Wednesday, June 15, 2011

BBC Samuel Johnson 2011 Shortlist Announced overnight


OPTIMISM, 17TH CENTURY DANDIES AND POLITICAL AND ARTISTIC GENIUSES ALL MAKE THE BBC SAMUEL JOHNSON SHORTLIST


The list includes the astonishing story of the political genius and deeply flawed man who created Germany, but never ruled it; a shocking and eye-opening account of China that ensures that no one will ever be able to think of Mao Zedong’s rule in the same way again; a refreshing and incisive counter-blast to the doom-mongers, pessimists and fusspots; a compellingly vivid portrait of the dark and dangerous streets of Milan and Rome, frequented by an artist of violent tastes, whose paintings transformed art; a swaggering account of the hedonistic and dandyish Cavaliers of King Charles’ court; and finally a global history of the loyalist diaspora, the American losers in the Revolutionary War, whose dispersal and effect on the wider world was profound and enduring. 

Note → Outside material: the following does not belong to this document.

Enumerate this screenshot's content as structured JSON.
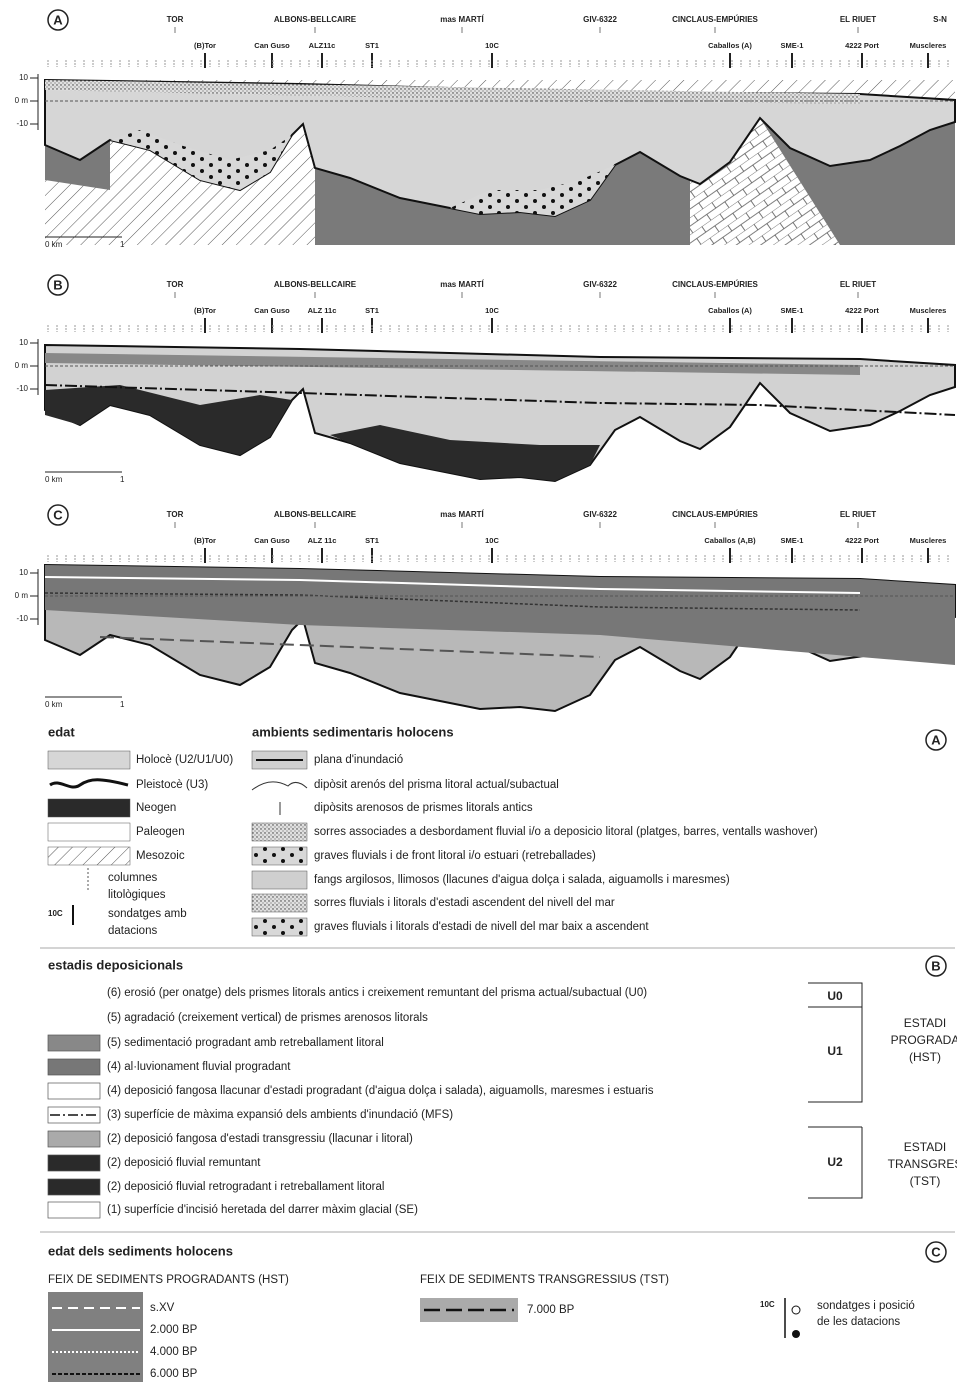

The BBC Samuel Johnson Prize for Non-Fiction 2011 Shortlist

·       Mao’s Great Famine by Frank Dikötter (Bloomsbury)

·       Caravaggio by Andrew Graham Dixon (Allen Lane)
·       Liberty’s Exiles by Maya Jasanoff (HarperPress)
·       The Rational Optimist by Matt Ridley (Fourth Estate)
·       Bismarck: A Life by Jonathan Steinberg (Oxford University Press)
·       Reprobates by John Stubbs (Viking)



Best-selling author and Times journalist, Ben Macintyre, is chair of the judges. He comments:

“This year’s shortlist for the Samuel Johnson Prize is a tribute to the breadth and depth of non-fiction writing, a reflection of a remarkable publishing year in which more books have been considered for the prize than ever before.  As chairman of the judges, I find myself feeling, even before we begin our final deliberations, that while one of these great books certainly deserves to win, five do not deserve to lose.”

Ben is joined on the panel by Prospect editor-at-large David Goodhart; journalist and author Sam Leith; prize-winning biographer Brenda Maddox; and best-selling historian, writer and broadcaster Amanda Vickery.

As part of Books on the BBC 2011, a special edition of BBC Two, The Culture Show featuring coverage of the shortlisted books will be broadcast on 7 July at 7pm.